The experiment had several aims: to demonstrate that quality assurance criteria can be satisfied using mixed wastes; to follow the changing chemistry of the composts over time; and to produce composts with a range of different physical and chemical characteristics to use in grassland establishment trials. All of the composts met criteria detailed in the BSI PAS 100 processing standards in terms of temperatures, pathogen kill and final amounts of potentially toxic elements.

Right, perforated plastic aeration pipe is fed into the recyclable LDPE EcoPOD® composting bags and connected to timed aeration fans powered by a diesel generator.




Assessing the potential of six different composts applied at three rates to promote mesotrophic grassland establishment at a brownfield site

Following three months maturation, the six composts produced at Shotton were applied to land using a farm spreader wagon. Composts were applied to the bare site at rates of ca 0, 250 or 500 t ha-1.  The composts were not incorporated with the sandy soil on this occasion as the dimensions of the plots (16 m2) were too small. Half of each plot received a mixture of seeds of 24 species present in the target MG5b habitat (Emorsgate Wildflower Seeds, Norfolk) at a rate of 40 kg ha-1.  

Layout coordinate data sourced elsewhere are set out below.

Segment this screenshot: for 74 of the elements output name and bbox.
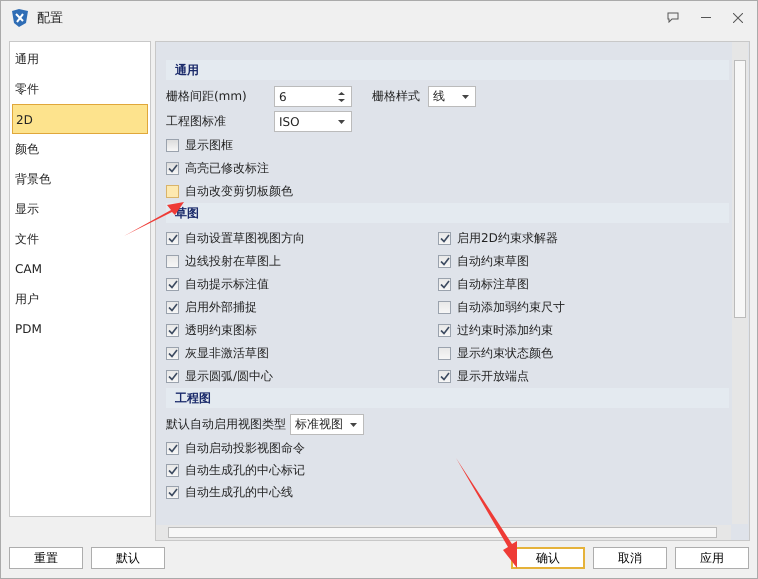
sidebar-item[interactable]: 文件 bbox=[12, 224, 148, 254]
checkbox-label: 自动添加弱约束尺寸 bbox=[457, 299, 565, 316]
checkbox[interactable] bbox=[438, 370, 451, 383]
section-header: 通用 bbox=[166, 60, 729, 80]
caret-icon bbox=[462, 94, 469, 98]
checkbox-label: 自动提示标注值 bbox=[185, 276, 269, 293]
checkbox-label: 自动设置草图视图方向 bbox=[185, 230, 305, 247]
dialog-button[interactable]: 重置 bbox=[9, 547, 83, 569]
checkbox-label: 显示圆弧/圆中心 bbox=[185, 368, 274, 385]
sidebar-item[interactable]: 通用 bbox=[12, 44, 148, 74]
checkbox[interactable] bbox=[438, 232, 451, 245]
checkbox-label: 自动生成孔的中心标记 bbox=[185, 462, 305, 478]
vertical-scrollbar[interactable] bbox=[732, 42, 748, 524]
checkbox[interactable] bbox=[438, 324, 451, 337]
view-type-dropdown[interactable]: 标准视图 bbox=[290, 414, 364, 435]
checkbox-label: 显示约束状态颜色 bbox=[457, 345, 553, 362]
checkbox[interactable] bbox=[438, 255, 451, 268]
checkbox[interactable] bbox=[438, 278, 451, 291]
checkbox-label: 自动标注草图 bbox=[457, 276, 529, 293]
checkbox-label: 边线投射在草图上 bbox=[185, 253, 281, 270]
window-title: 配置 bbox=[37, 10, 63, 26]
field-label: 栅格样式 bbox=[372, 88, 420, 105]
annotation-arrow-drawing bbox=[123, 201, 185, 237]
sidebar-item[interactable]: 用户 bbox=[12, 284, 148, 314]
field-label: 栅格间距(mm) bbox=[166, 88, 248, 105]
horizontal-scrollbar[interactable] bbox=[156, 525, 731, 540]
checkbox-label: 显示开放端点 bbox=[457, 368, 529, 385]
checkbox-label: 自动约束草图 bbox=[457, 253, 529, 270]
sidebar-item[interactable]: 2D bbox=[12, 104, 148, 134]
caret-icon bbox=[350, 422, 357, 426]
standard-dropdown[interactable]: ISO bbox=[274, 111, 352, 132]
checkbox-label: 透明约束图标 bbox=[185, 322, 257, 339]
sidebar-item[interactable]: 颜色 bbox=[12, 134, 148, 164]
checkbox[interactable] bbox=[166, 255, 179, 268]
checkbox[interactable] bbox=[166, 486, 179, 498]
app-logo-icon bbox=[9, 8, 31, 28]
field-label: 工程图标准 bbox=[166, 113, 227, 130]
dialog-button[interactable]: 默认 bbox=[91, 547, 165, 569]
checkbox-label: 高亮已修改标注 bbox=[185, 160, 269, 177]
sidebar-item[interactable]: 零件 bbox=[12, 74, 148, 104]
checkbox[interactable] bbox=[166, 232, 179, 245]
dialog-button[interactable]: 取消 bbox=[593, 547, 667, 569]
sidebar-item[interactable]: 显示 bbox=[12, 194, 148, 224]
checkbox-label: 启用外部捕捉 bbox=[185, 299, 257, 316]
dialog-button[interactable]: 应用 bbox=[675, 547, 749, 569]
checkbox-label: 自动改变剪切板颜色 bbox=[185, 183, 293, 200]
checkbox[interactable] bbox=[166, 442, 179, 454]
field-label: 默认自动启用视图类型 bbox=[166, 416, 286, 433]
checkbox[interactable] bbox=[166, 324, 179, 337]
checkbox-label: 自动生成孔的中心线 bbox=[185, 484, 293, 500]
checkbox[interactable] bbox=[166, 370, 179, 383]
spin-arrows-icon[interactable] bbox=[338, 90, 345, 102]
sidebar-item[interactable]: 背景色 bbox=[12, 164, 148, 194]
checkbox-label: 启用2D约束求解器 bbox=[457, 230, 558, 247]
checkbox-label: 显示图框 bbox=[185, 137, 233, 154]
checkbox[interactable] bbox=[166, 278, 179, 291]
style-dropdown[interactable]: 线 bbox=[428, 86, 476, 107]
checkbox[interactable] bbox=[438, 301, 451, 314]
checkbox-label: 自动启动投影视图命令 bbox=[185, 440, 305, 456]
close-icon[interactable] bbox=[733, 12, 743, 22]
sidebar-item[interactable]: CAM bbox=[12, 254, 148, 284]
checkbox-label: 过约束时添加约束 bbox=[457, 322, 553, 339]
checkbox[interactable] bbox=[166, 301, 179, 314]
checkbox[interactable] bbox=[166, 347, 179, 360]
sidebar-item[interactable]: PDM bbox=[12, 314, 148, 344]
checkbox[interactable] bbox=[438, 347, 451, 360]
caret-icon bbox=[338, 120, 345, 124]
checkbox-label: 灰显非激活草图 bbox=[185, 345, 269, 362]
spin-field[interactable]: 6 bbox=[274, 86, 352, 107]
checkbox[interactable] bbox=[166, 464, 179, 476]
chat-icon[interactable] bbox=[667, 12, 679, 23]
dialog-button[interactable]: 确认 bbox=[511, 547, 585, 569]
section-header: 工程图 bbox=[166, 388, 729, 408]
minimize-icon[interactable] bbox=[701, 16, 711, 18]
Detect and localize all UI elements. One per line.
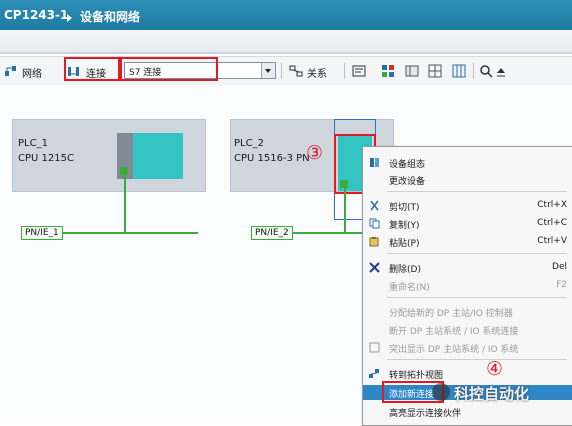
- highlight-box-connection-type: [120, 57, 218, 81]
- grid-icon[interactable]: [428, 64, 442, 78]
- watermark-text: 科控自动化: [454, 385, 530, 403]
- device-name: PLC_1: [18, 138, 48, 149]
- checkbox-icon: [369, 342, 380, 353]
- network-icon: [5, 66, 16, 76]
- zoom-icon[interactable]: [479, 64, 493, 78]
- relations-icon: [289, 65, 303, 77]
- subnet-label[interactable]: PN/IE_2: [251, 226, 293, 240]
- topology-icon: [369, 369, 379, 378]
- device-config-icon: [370, 158, 379, 167]
- annotation-3: ③: [306, 142, 324, 164]
- title-bar: CP1243-1 设备和网络: [0, 0, 572, 30]
- highlight-box-connections: [64, 57, 120, 81]
- menu-item-highlight-master: 突出显示 DP 主站系统 / IO 系统: [363, 340, 572, 355]
- copy-icon: [369, 218, 380, 229]
- toolbar-separator: [281, 63, 282, 79]
- menu-item-rename: 重命名(N) F2: [389, 280, 567, 293]
- divider: [0, 53, 572, 54]
- menu-item-topology-view[interactable]: 转到拓扑视图: [363, 366, 572, 381]
- toolbar-separator: [344, 63, 345, 79]
- menu-item-copy[interactable]: 复制(Y) Ctrl+C: [363, 216, 572, 231]
- arrow-up-icon[interactable]: [494, 64, 508, 78]
- network-drop-line: [124, 175, 126, 233]
- module-list-icon[interactable]: [405, 64, 419, 78]
- delete-icon: [369, 262, 380, 273]
- paste-icon: [369, 237, 379, 247]
- chevron-down-icon[interactable]: [261, 63, 275, 78]
- project-name: CP1243-1: [4, 8, 69, 22]
- relations-button[interactable]: 关系: [307, 65, 327, 80]
- port-icon[interactable]: [120, 167, 128, 175]
- address-icon[interactable]: [352, 64, 366, 78]
- view-tab-band: [0, 30, 572, 53]
- menu-item-device-config[interactable]: 设备组态: [363, 155, 572, 170]
- annotation-4: ④: [486, 358, 504, 380]
- device-cpu-type: CPU 1215C: [18, 153, 74, 164]
- menu-separator: [387, 359, 567, 360]
- network-drop-line: [344, 186, 346, 233]
- overview-icon[interactable]: [381, 64, 395, 78]
- menu-item-paste[interactable]: 粘贴(P) Ctrl+V: [363, 234, 572, 249]
- menu-separator: [387, 253, 567, 254]
- breadcrumb-arrow-icon: [67, 11, 72, 25]
- toolbar-separator: [473, 63, 474, 79]
- menu-item-delete[interactable]: 删除(D) Del: [363, 260, 572, 275]
- device-name: PLC_2: [234, 138, 264, 149]
- view-title: 设备和网络: [80, 10, 141, 24]
- io-module[interactable]: [133, 133, 183, 179]
- menu-item-disconnect-master: 断开 DP 主站系统 / IO 系统连接: [389, 327, 519, 337]
- menu-item-highlight-partner[interactable]: 高亮显示连接伙伴: [363, 404, 572, 419]
- menu-separator: [387, 297, 567, 298]
- subnet-label[interactable]: PN/IE_1: [21, 226, 63, 240]
- menu-item-change-device[interactable]: 更改设备: [363, 172, 572, 187]
- menu-separator: [387, 191, 567, 192]
- watermark-logo-icon: [432, 383, 450, 401]
- device-cpu-type: CPU 1516-3 PN: [234, 153, 310, 164]
- menu-item-cut[interactable]: 剪切(T) Ctrl+X: [363, 198, 572, 213]
- table-view-icon[interactable]: [452, 64, 466, 78]
- cut-icon: [370, 200, 379, 211]
- network-view-button[interactable]: 网络: [22, 65, 42, 80]
- menu-item-assign-master: 分配给新的 DP 主站/IO 控制器: [389, 309, 513, 319]
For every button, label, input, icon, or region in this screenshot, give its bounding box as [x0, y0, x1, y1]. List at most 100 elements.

Left, newly established mesotrophic grassland trial plots at Shotton showing zero, low and high rate of application of six different composts according to a randomised complete block design.

Right, floristic surveys carried out after 18 months identified 15 of the 24 sown MG5b grassland species, some of which were already present at the site. The frequency of some species (principally Achillea millefolium and Festuca rubra) was significantly greater in sown plots. In general it was clear that biomass was greater on the highest rate of application of compost, reflecting improvements in soil water-holding capacity as well as nutrient supply. 

The composts differed in their potential to support vegetation similar to the target MG5b community. In terms of the frequency of indicator species for the target vegetation type, 100% green waste compost performed worst and compost produced from 35:30:35 green waste : sewage : paper fibre performed best. Long-term monitoring is necessary to follow development of the plant communities and see how initial amounts of nutrients and compost water-holding capacity determine progress of the plots toward the target MG5b vegetation.